Her stomach roiled. “I wasn’t the first you forced?”
“You were the first to go to her daddy. Taking his fists to me and kicking me out of town wasn’t enough for him. Somehow he managed to arrange it so I can’t get any loans or any investors. Even my family won’t help.”
“He’s a powerful man,” Rawley said, “with a lot of influence in this state.”
“Am I talking to you?” Then Cole jerked his attention back Faith. “I haven’t been able to drill a single well since I left here. I’m ruined. So I want that money. You can go and get it, but if you bring anyone back here, he’s dead.”
“She’s not getting you the money. She’s not going anywhere. But you are. You’re going straight to hell.” Rawley lunged to the side, reaching back for his gun as he did so—
Cole fired. Faith screamed as Rawley went still. She rushed over to him, lifted his head into her lap, pressed her hand to his shoulder where the blood was oozing.

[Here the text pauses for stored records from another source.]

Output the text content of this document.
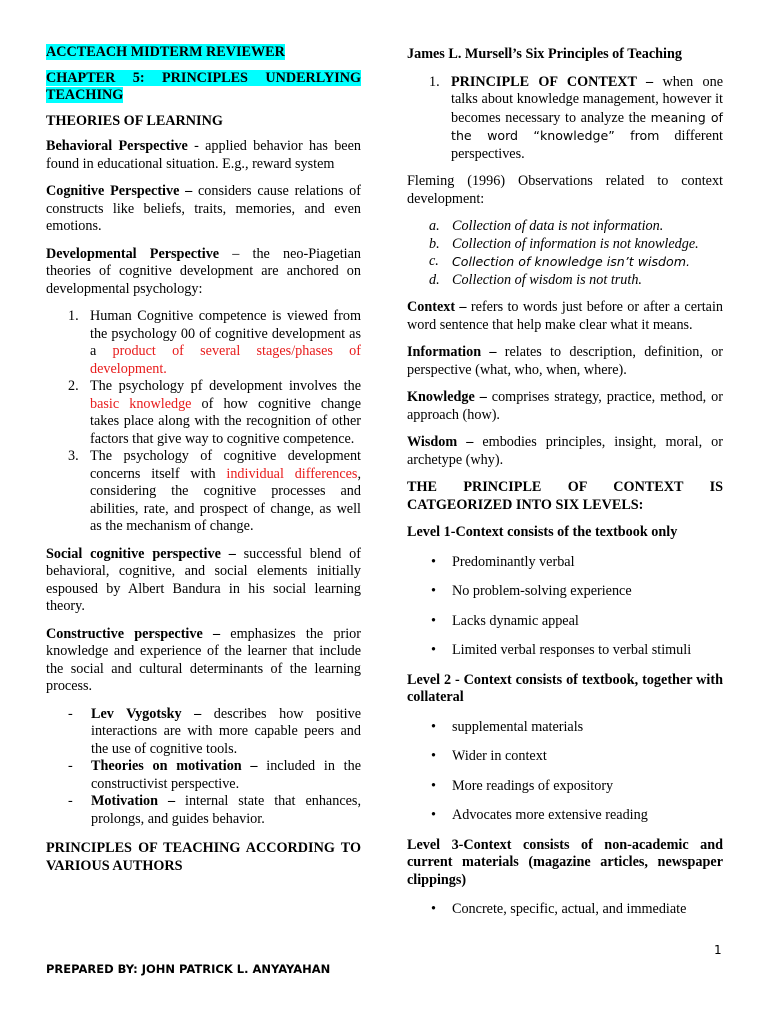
ACCTEACH MIDTERM REVIEWER

CHAPTER 5: PRINCIPLES UNDERLYING TEACHING

THEORIES OF LEARNING

Behavioral Perspective - applied behavior has been found in educational situation. E.g., reward system

Cognitive Perspective – considers cause relations of constructs like beliefs, traits, memories, and even emotions.

Developmental Perspective – the neo-Piagetian theories of cognitive development are anchored on developmental psychology:

1. Human Cognitive competence is viewed from the psychology 00 of cognitive development as a product of several stages/phases of development.
2. The psychology pf development involves the basic knowledge of how cognitive change takes place along with the recognition of other factors that give way to cognitive competence.
3. The psychology of cognitive development concerns itself with individual differences, considering the cognitive processes and abilities, rate, and prospect of change, as well as the mechanism of change.

Social cognitive perspective – successful blend of behavioral, cognitive, and social elements initially espoused by Albert Bandura in his social learning theory.

Constructive perspective – emphasizes the prior knowledge and experience of the learner that include the social and cultural determinants of the learning process.

- Lev Vygotsky – describes how positive interactions are with more capable peers and the use of cognitive tools.
- Theories on motivation – included in the constructivist perspective.
- Motivation – internal state that enhances, prolongs, and guides behavior.

PRINCIPLES OF TEACHING ACCORDING TO VARIOUS AUTHORS

James L. Mursell’s Six Principles of Teaching

1. PRINCIPLE OF CONTEXT – when one talks about knowledge management, however it becomes necessary to analyze the meaning of the word “knowledge” from different perspectives.

Fleming (1996) Observations related to context development:

a. Collection of data is not information.
b. Collection of information is not knowledge.
c. Collection of knowledge isn’t wisdom.
d. Collection of wisdom is not truth.

Context – refers to words just before or after a certain word sentence that help make clear what it means.

Information – relates to description, definition, or perspective (what, who, when, where).

Knowledge – comprises strategy, practice, method, or approach (how).

Wisdom – embodies principles, insight, moral, or archetype (why).

THE PRINCIPLE OF CONTEXT IS CATGEORIZED INTO SIX LEVELS:

Level 1-Context consists of the textbook only

• Predominantly verbal
• No problem-solving experience
• Lacks dynamic appeal
• Limited verbal responses to verbal stimuli

Level 2 - Context consists of textbook, together with collateral

• supplemental materials
• Wider in context
• More readings of expository
• Advocates more extensive reading

Level 3-Context consists of non-academic and current materials (magazine articles, newspaper clippings)

• Concrete, specific, actual, and immediate
1
PREPARED BY: JOHN PATRICK L. ANYAYAHAN
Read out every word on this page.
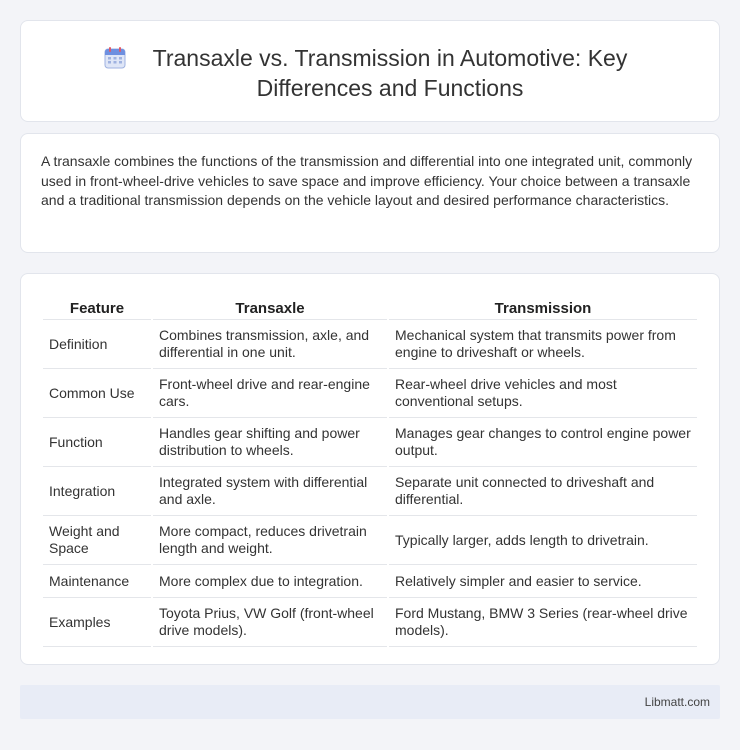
Transaxle vs. Transmission in Automotive: Key Differences and Functions

A transaxle combines the functions of the transmission and differential into one integrated unit, commonly used in front-wheel-drive vehicles to save space and improve efficiency. Your choice between a transaxle and a traditional transmission depends on the vehicle layout and desired performance characteristics.

Feature	Transaxle	Transmission
Definition	Combines transmission, axle, and differential in one unit.	Mechanical system that transmits power from engine to driveshaft or wheels.
Common Use	Front-wheel drive and rear-engine cars.	Rear-wheel drive vehicles and most conventional setups.
Function	Handles gear shifting and power distribution to wheels.	Manages gear changes to control engine power output.
Integration	Integrated system with differential and axle.	Separate unit connected to driveshaft and differential.
Weight and Space	More compact, reduces drivetrain length and weight.	Typically larger, adds length to drivetrain.
Maintenance	More complex due to integration.	Relatively simpler and easier to service.
Examples	Toyota Prius, VW Golf (front-wheel drive models).	Ford Mustang, BMW 3 Series (rear-wheel drive models).
Libmatt.com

“You get him?” Rawley whispered.
She looked over at Cole. He barked out a laugh. “Looks like I’m just as good at killing rattlesnakes.”
Then Cole’s gaze went to his shirt where the red blossomed out. Blinking in disbelief, he stared at her. She’d been so worried about Rawley that she barely registered firing her Colt. His gun slipped from his fingers as though he no longer had control over them. Slowly he crumpled to the ground.
Faith turned her attention back to Rawley. “Yeah. I got him.”
He grinned. “That’s my girl.”
“He could have killed you. I don’t know what you were thinking,” Faith said as she paced.
Rawley was sitting on the back veranda of her parents’ house, his arm in a sling. She’d bandaged his shoulder as tightly as she could to stop the bleeding, helped him into a shirt, and tossed a quilt over Cole so Callie wouldn’t see him. Her daughter had accepted Faith’s tale that the man had decided to take a nap.